As a global study, the project drilled down to local rates of sea level rise on coasts around the world. But on the U.S. mid-Atlantic coast, scientists already know there’s a combination of coastal lands subsiding and a faster rate of rise – so much that some experts are urging Shore homeowners hit by Hurricane Sandy to rebuild a couple of feet higher than recommended by new federal flood insurance guidelines.
“Estimating and accounting for 20th century global mean sea-level rise is critical to characterizing current and future human-induced climate change,” the authors wrote.
With Jerry Mitrovica of Harvard and Eric Morrow, a postdoctoral fellow with Rutgers and Harvard, the researchers applied new analysis of planetary physics to the sea-level question, looking not just at ice melting in Greenland and Antarctica, but Earth’s gravity, regional climate and geology.
“It’s not like putting water in a bathtub,” said Kopp, who works on climate change, sea -level rise and energy issues. “Sea level rises at different rates in different places.”
The higher estimates for 20th century sea-level change appeared to be biased by the fact that tide gauges are more plentiful in the harbors of industrial nations of the northern hemisphere – skewing the first 80 years of 20th-century estimates higher, the authors wrote.
New Jersey’s shoreline has gone back and forth in ways unimaginable today. During one warm period 125,000 years ago, sea levels may have been almost 20 feet higher, with waves breaking near where today’s Garden State Parkway skirts the South Jersey marshlands, geologists say.
That’s how the sea level study started, Kopp said: “We’re really trying to understand the source of that rise.”
“We were looking at paleo (prehistoric) sources,” and wondered how that methodology might be applicable in modern times, Hay recalled.

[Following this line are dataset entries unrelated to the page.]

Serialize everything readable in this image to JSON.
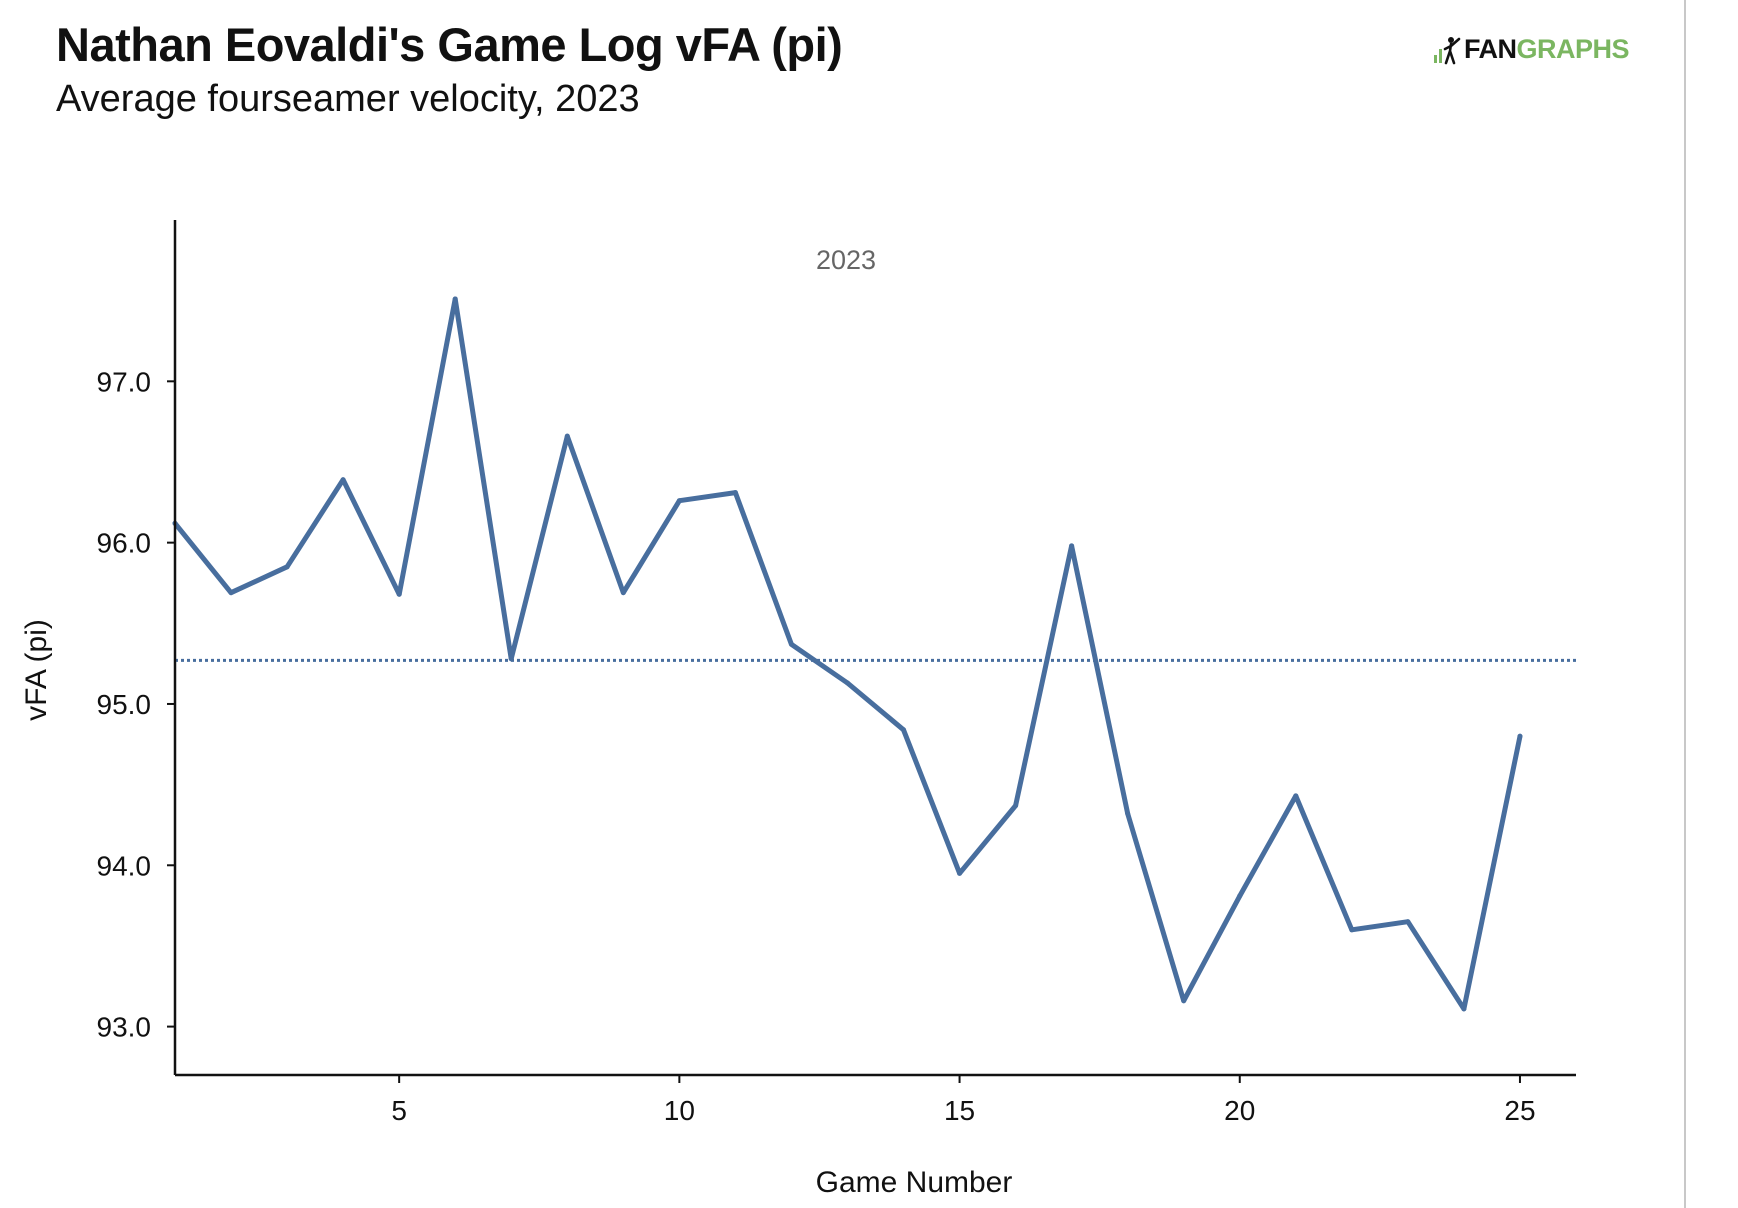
{
  "title": "Nathan Eovaldi's Game Log vFA (pi)",
  "subtitle": "Average fourseamer velocity, 2023",
  "logo": {
    "part1": "FAN",
    "part2": "GRAPHS",
    "accent_color": "#7bb661",
    "icon": "batter-logo-icon"
  },
  "chart_data": {
    "type": "line",
    "annotation": "2023",
    "xlabel": "Game Number",
    "ylabel": "vFA (pi)",
    "xlim": [
      1,
      26
    ],
    "ylim": [
      92.7,
      98.0
    ],
    "xticks": [
      5,
      10,
      15,
      20,
      25
    ],
    "xtick_labels": [
      "5",
      "10",
      "15",
      "20",
      "25"
    ],
    "yticks": [
      93.0,
      94.0,
      95.0,
      96.0,
      97.0
    ],
    "ytick_labels": [
      "93.0",
      "94.0",
      "95.0",
      "96.0",
      "97.0"
    ],
    "grid": false,
    "line_color": "#486e9e",
    "average": 95.27,
    "series": [
      {
        "x": [
          1,
          2,
          3,
          4,
          5,
          6,
          7,
          8,
          9,
          10,
          11,
          12,
          13,
          14,
          15,
          16,
          17,
          18,
          19,
          20,
          21,
          22,
          23,
          24,
          25
        ],
        "values": [
          96.12,
          95.69,
          95.85,
          96.39,
          95.68,
          97.51,
          95.28,
          96.66,
          95.69,
          96.26,
          96.31,
          95.37,
          95.13,
          94.84,
          93.95,
          94.37,
          95.98,
          94.32,
          93.16,
          93.81,
          94.43,
          93.6,
          93.65,
          93.11,
          94.8
        ]
      }
    ]
  }
}
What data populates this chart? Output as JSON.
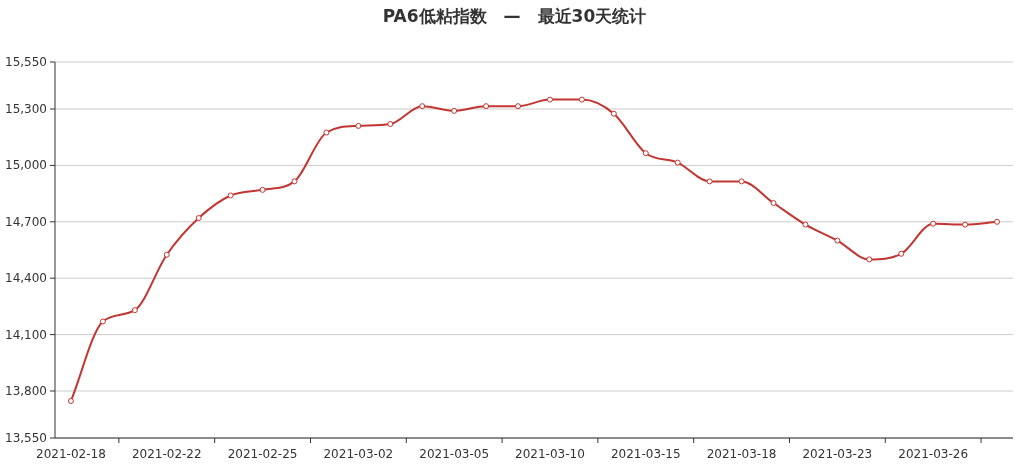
{
  "chart_data": {
    "type": "line",
    "title": "PA6低粘指数　—　最近30天统计",
    "categories": [
      "2021-02-18",
      null,
      null,
      "2021-02-22",
      null,
      null,
      "2021-02-25",
      null,
      null,
      "2021-03-02",
      null,
      null,
      "2021-03-05",
      null,
      null,
      "2021-03-10",
      null,
      null,
      "2021-03-15",
      null,
      null,
      "2021-03-18",
      null,
      null,
      "2021-03-23",
      null,
      null,
      "2021-03-26",
      null,
      null
    ],
    "series": [
      {
        "color": "#c23531",
        "values": [
          13747,
          14170,
          14230,
          14525,
          14720,
          14840,
          14870,
          14915,
          15175,
          15210,
          15220,
          15315,
          15290,
          15315,
          15315,
          15350,
          15350,
          15275,
          15065,
          15015,
          14915,
          14915,
          14800,
          14685,
          14600,
          14500,
          14530,
          14690,
          14685,
          14700
        ]
      }
    ],
    "ylim": [
      13550,
      15550
    ],
    "yticks": [
      {
        "value": 13550,
        "label": "13,550"
      },
      {
        "value": 13800,
        "label": "13,800"
      },
      {
        "value": 14100,
        "label": "14,100"
      },
      {
        "value": 14400,
        "label": "14,400"
      },
      {
        "value": 14700,
        "label": "14,700"
      },
      {
        "value": 15000,
        "label": "15,000"
      },
      {
        "value": 15300,
        "label": "15,300"
      },
      {
        "value": 15550,
        "label": "15,550"
      }
    ],
    "grid": "y",
    "marker": "circle",
    "line_style": "solid"
  }
}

“This is a rigorous analysis that demonstrates that resolves nagging questions about rates of sea-level rise from global tide gauges,” said Kenneth G. Miller, a geologist and distinguished professor with the Rutgers Department of Earth and Planetary Sciences. Miller dedicated much of his career to studying ancient changes in sea level, and now he’s one of those experts urging coastal residents to prepare for higher water.
The finding that earlier sea level was slightly lower – followed by the jump in rates during the 1990s – “strengthens the evidence for an increase in the rate of sea-level rise,” Miller said.